Now those two words and their milder-Christian counterparts, darn and heck, are considered tame. Now we hear such epithets as “son of a *itch”. You know that phrase seems to apply to everyone, family, friend, or foe. It appears it can be used to express great affection or even greater condemnation. If someone does something stupid they are one. If someone does something great, they are one too. Apparently, like most things it’s all in the delivery.
Like being in the south and hearing “bless your heart” and knowing it really means “You’re an idiot.” Maybe. Kind of like that.
We can’t say a complete sentence without “f-this” and “f-that”. Everyone says it. Well not, every-everyone but we are being led to believe that “everyone talks that way”. I remember a few years ago hearing a little girl, a LITTLE girl, a little GIRL, less than 10 years old yell that down the street. My momma heart cringed. My little girl heart cringed and wept for this sweet child who has heard those words often enough in her life to have no fear of shouting them down the street at her friends.
A friend recently referred to his cooking as “damn good”. He was specifically talking about chicken and chili. Now, you must know something about this woman. I grew up hearing every cuss and curse word there was, I’ve had many shouted at me. So many words, so many times I’m not even phased by them anymore.
Unfortunately so is most of the rest of the world. Words that used to be relegated to drunken sailors on shore or ship, words spoken only in back rooms over billiard tables by men with a taste of expensive cigars, cheap whiskey, and cheaper women. Words fit only for men.
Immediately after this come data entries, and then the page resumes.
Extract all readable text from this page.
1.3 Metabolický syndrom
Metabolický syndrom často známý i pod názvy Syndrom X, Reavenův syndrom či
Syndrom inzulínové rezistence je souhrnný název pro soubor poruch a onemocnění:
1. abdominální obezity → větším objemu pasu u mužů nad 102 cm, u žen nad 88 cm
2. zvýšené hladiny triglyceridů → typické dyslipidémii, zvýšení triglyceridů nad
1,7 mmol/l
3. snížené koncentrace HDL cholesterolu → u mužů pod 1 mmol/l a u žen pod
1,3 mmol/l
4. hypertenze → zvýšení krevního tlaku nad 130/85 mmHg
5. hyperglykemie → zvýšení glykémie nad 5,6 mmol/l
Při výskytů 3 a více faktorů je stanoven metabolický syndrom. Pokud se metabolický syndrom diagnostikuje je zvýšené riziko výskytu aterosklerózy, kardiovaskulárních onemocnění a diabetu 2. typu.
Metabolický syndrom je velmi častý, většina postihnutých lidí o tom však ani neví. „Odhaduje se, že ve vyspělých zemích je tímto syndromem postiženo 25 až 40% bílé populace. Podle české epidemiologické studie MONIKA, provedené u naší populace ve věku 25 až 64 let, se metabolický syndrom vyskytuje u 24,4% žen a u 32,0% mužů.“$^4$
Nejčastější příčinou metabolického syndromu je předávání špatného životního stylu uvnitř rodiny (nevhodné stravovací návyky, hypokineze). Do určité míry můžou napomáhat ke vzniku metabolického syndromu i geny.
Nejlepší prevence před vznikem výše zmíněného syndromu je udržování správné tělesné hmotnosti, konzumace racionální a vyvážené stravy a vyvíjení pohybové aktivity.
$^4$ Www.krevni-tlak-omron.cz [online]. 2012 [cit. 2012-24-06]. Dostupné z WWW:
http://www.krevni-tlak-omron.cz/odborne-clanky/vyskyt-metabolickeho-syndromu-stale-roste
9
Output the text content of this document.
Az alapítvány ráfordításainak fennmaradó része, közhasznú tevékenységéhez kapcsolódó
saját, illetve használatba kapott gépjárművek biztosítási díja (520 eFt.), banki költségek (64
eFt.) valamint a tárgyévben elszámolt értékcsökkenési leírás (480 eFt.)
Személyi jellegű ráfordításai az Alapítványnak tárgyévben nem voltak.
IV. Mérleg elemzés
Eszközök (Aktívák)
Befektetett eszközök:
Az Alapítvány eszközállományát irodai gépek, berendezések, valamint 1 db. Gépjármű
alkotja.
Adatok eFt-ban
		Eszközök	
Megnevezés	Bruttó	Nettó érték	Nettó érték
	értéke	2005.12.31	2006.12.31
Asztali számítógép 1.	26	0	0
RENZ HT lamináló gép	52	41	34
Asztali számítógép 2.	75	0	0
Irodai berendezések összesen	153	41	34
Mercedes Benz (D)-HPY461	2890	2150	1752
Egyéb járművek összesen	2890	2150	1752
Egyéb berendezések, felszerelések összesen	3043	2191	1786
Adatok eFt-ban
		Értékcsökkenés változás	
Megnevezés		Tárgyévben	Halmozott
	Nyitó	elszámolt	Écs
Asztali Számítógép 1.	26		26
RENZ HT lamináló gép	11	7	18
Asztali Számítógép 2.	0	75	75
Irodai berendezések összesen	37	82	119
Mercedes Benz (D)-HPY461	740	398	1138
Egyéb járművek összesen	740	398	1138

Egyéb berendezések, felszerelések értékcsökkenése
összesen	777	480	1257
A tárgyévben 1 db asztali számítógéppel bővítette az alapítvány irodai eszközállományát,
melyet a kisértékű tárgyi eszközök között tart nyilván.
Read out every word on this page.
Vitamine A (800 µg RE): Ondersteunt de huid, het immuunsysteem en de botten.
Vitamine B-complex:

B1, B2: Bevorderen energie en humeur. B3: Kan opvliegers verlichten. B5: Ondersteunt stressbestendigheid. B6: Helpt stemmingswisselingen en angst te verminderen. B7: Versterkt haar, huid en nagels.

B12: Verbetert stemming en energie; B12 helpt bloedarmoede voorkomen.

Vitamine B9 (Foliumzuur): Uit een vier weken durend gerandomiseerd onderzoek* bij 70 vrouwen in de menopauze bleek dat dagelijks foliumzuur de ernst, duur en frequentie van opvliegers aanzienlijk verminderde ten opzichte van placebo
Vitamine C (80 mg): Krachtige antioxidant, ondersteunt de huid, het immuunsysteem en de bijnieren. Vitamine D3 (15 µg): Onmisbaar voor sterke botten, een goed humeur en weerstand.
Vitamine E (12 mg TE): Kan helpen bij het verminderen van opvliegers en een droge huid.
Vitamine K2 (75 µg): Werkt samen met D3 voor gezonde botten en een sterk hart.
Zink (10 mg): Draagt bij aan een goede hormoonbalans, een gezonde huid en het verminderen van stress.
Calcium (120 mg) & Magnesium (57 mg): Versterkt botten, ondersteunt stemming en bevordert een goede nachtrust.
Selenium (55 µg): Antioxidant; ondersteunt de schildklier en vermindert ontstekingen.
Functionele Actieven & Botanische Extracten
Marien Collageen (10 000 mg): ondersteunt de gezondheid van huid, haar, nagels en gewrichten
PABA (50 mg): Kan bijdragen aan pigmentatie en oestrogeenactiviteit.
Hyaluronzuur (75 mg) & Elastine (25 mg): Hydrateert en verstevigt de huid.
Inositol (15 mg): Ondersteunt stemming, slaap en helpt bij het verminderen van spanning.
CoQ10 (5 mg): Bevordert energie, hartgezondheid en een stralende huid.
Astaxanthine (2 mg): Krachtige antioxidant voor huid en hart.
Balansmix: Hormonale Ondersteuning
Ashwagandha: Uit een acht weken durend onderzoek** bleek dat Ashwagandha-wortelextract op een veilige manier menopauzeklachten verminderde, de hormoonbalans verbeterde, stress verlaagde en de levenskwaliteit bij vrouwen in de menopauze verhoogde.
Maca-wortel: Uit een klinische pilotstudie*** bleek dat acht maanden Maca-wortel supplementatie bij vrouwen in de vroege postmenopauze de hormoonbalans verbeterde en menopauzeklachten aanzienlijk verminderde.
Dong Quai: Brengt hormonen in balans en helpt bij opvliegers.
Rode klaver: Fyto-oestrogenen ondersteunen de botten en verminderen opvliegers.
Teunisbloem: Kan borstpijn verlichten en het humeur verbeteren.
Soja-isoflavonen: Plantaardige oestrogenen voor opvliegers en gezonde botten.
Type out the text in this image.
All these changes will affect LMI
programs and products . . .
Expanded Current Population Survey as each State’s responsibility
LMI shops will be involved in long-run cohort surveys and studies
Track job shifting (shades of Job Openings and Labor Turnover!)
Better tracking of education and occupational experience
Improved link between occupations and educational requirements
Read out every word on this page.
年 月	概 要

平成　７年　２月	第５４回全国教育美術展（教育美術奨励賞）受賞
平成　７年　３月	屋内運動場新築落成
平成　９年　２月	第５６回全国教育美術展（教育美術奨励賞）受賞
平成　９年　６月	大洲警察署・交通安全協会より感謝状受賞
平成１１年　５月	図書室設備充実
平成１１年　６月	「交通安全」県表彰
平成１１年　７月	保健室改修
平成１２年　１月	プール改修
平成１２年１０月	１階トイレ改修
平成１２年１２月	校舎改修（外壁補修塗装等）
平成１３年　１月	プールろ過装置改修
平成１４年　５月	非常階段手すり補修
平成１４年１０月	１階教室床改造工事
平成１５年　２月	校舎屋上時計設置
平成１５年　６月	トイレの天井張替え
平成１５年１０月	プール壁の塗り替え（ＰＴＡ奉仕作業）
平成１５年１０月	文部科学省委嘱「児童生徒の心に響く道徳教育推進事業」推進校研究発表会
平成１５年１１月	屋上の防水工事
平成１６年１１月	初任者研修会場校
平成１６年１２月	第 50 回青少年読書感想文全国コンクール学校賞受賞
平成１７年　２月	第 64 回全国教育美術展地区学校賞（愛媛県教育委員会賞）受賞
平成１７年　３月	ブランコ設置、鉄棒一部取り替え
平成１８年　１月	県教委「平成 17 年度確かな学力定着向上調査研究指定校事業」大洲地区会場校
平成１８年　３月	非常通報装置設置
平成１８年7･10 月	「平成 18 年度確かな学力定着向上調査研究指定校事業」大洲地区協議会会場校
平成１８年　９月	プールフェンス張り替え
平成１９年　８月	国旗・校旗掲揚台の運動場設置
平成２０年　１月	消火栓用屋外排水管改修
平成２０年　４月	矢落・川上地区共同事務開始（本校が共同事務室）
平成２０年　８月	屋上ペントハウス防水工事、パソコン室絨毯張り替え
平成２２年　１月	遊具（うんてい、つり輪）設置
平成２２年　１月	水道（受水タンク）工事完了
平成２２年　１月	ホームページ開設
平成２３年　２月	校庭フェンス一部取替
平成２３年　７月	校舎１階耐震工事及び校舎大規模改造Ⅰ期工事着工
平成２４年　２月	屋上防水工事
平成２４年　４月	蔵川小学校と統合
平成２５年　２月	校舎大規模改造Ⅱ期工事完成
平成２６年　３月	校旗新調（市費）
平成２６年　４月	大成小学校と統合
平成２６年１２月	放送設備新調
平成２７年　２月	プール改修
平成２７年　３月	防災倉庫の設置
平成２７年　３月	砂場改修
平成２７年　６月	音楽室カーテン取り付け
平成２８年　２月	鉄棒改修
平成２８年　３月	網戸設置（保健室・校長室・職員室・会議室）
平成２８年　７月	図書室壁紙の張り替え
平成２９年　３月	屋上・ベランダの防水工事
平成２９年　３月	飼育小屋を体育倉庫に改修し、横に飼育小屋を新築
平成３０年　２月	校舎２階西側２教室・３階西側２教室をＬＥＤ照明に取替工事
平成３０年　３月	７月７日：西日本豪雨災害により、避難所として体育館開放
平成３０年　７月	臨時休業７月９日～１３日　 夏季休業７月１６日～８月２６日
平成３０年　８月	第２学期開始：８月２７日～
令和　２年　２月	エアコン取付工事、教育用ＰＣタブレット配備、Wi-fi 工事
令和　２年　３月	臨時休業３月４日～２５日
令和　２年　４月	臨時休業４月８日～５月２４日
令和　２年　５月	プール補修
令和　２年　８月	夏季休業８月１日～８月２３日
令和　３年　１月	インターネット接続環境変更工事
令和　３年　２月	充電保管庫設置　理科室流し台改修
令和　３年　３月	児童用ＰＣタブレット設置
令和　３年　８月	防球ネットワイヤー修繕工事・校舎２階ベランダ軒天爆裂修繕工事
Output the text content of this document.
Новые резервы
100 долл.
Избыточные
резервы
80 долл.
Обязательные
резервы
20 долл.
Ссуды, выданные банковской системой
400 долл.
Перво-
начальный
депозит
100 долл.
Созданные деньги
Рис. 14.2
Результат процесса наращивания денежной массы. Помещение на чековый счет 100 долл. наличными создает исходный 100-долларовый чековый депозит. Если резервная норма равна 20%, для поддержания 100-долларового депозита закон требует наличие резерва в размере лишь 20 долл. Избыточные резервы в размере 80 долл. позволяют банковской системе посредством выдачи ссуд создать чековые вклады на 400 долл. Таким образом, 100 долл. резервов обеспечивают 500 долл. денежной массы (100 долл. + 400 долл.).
There was a time when women were protected from such crude language. That isn’t the case anymore. And women can match cuss word for cuss word. And all without blushing. It’s odd, women are still greatly offended by bodily noises and are so embarrassed when a less-than-ladylike burp escapes their lips, but they think nothing at all of letting crude speech cross those lips.
The English language is laden with words, it is awash with adjectives, and yet so many of us chose to use the same scanty words over and over. We pride ourselves on being an intelligent race, class of people. I mean, we’re from the United States of America! We’re the Land of the Free and the Brave.
And the stupid.
I’m sorry, that was (mostly) uncalled for, but think for a pair of seconds. Why use the same microscopic words over and over? Why? Why don’t we extend our vocabulary to include words like objurgate, imprecate, anathematize, and excommunicate? Why not enhance our speech with words like abyss, ordeal, pandemonium, and blazes? (By the way the first 4 words are all synonyms for damn, the next four words are synonyms for hell.)
Like apples of gold in settings of silver is a word spoken in right circumstances.